Suddenly, the license in my purse feels less shiny, because it seems like it was Mom’s idea, not mine.
“You didn’t know we were going to ask Mason for help when you talked to Maggie,” Betsey says. She looks confused.
“I didn’t,” Mom says. “At that moment, I wasn’t thinking of myself. I was thinking of you.”
I can’t help it: I roll my eyes. She sees me but doesn’t say anything. At this point, I’m not sure what she could say.
“Wait a minute,” Ella says, working something out. “If you had a recorder, why didn’t you just end it right after she told you she cloned Petra? Why did you go along with her? Why did you allow us to go along with her?”
Mom blushes. “It wasn’t the best choice I’ve ever made.”
I furrow my eyebrows at her. “What do you mean?” Choice?

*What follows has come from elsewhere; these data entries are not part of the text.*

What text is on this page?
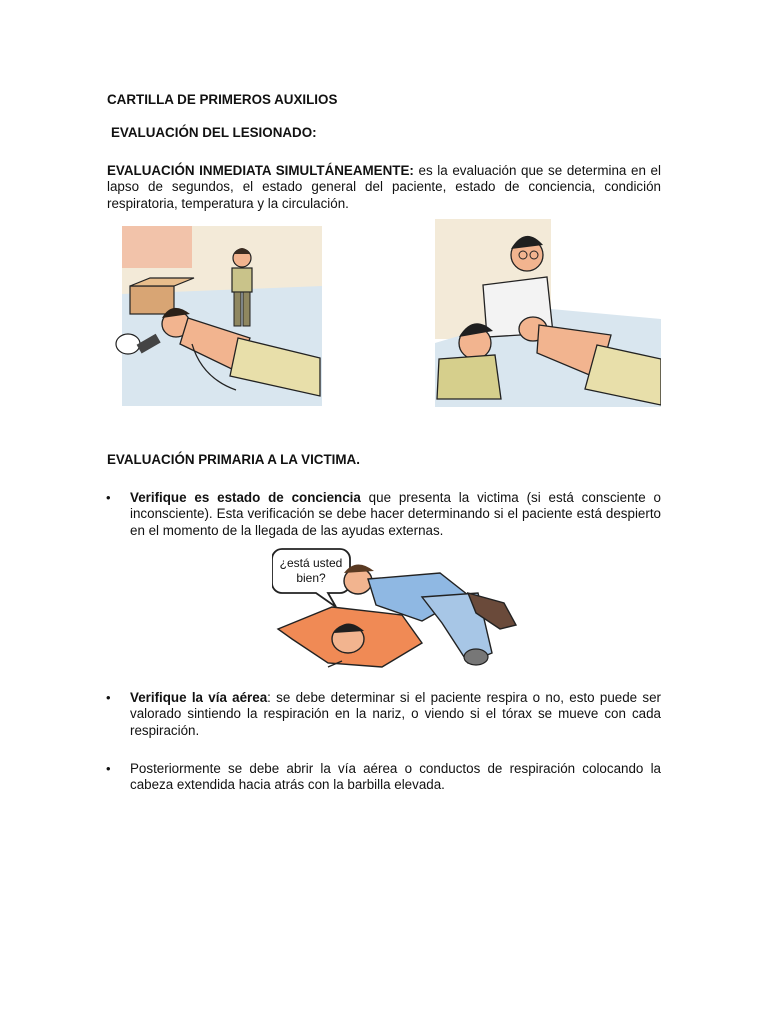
CARTILLA DE PRIMEROS AUXILIOS
EVALUACIÓN DEL LESIONADO:
EVALUACIÓN INMEDIATA SIMULTÁNEAMENTE: es la evaluación que se determina en el lapso de segundos, el estado general del paciente, estado de conciencia, condición respiratoria, temperatura y la circulación.
EVALUACIÓN PRIMARIA A LA VICTIMA.
• Verifique es estado de conciencia que presenta la victima (si está consciente o inconsciente). Esta verificación se debe hacer determinando si el paciente está despierto en el momento de la llegada de las ayudas externas.
¿está usted
bien?
• Verifique la vía aérea: se debe determinar si el paciente respira o no, esto puede ser valorado sintiendo la respiración en la nariz, o viendo si el tórax se mueve con cada respiración.
• Posteriormente se debe abrir la vía aérea o conductos de respiración colocando la cabeza extendida hacia atrás con la barbilla elevada.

“I assessed the situation and didn’t feel like any of us were in life-threatening danger, so…” Mom stops talking just as it hits me. Suddenly, I know why she let us panic, let two of us think we were being kidnapped and the other one go on a wild-goose chase across the country in winter weather.
“She wanted to see Maggie’s lab,” I say disgustedly. “She wanted to see her research.”
The way my mom purses her lips together tells me two things. First, I’m right. And second, no matter what she says, science comes first.
“I’m done talking,” I say, standing up and leaving the living room. Over my shoulder, without looking back, I say it again. “I’m done.”
No one else comes upstairs for a long time. I call Sean and tell him about everything; we talk for a few minutes, but then he has to go because his mom is instituting Quality Family Time after he missed her favorite holiday.
“I could get out of it,” he says, “if you want to come over. Or I’ll come there? I mean, now that she knows about us…”
“She always knew about us,” I say, which makes me feel a little sick. Then, “I don’t feel like I can leave right now. They’re still talking down there; I want the update from Bet and Ella later.”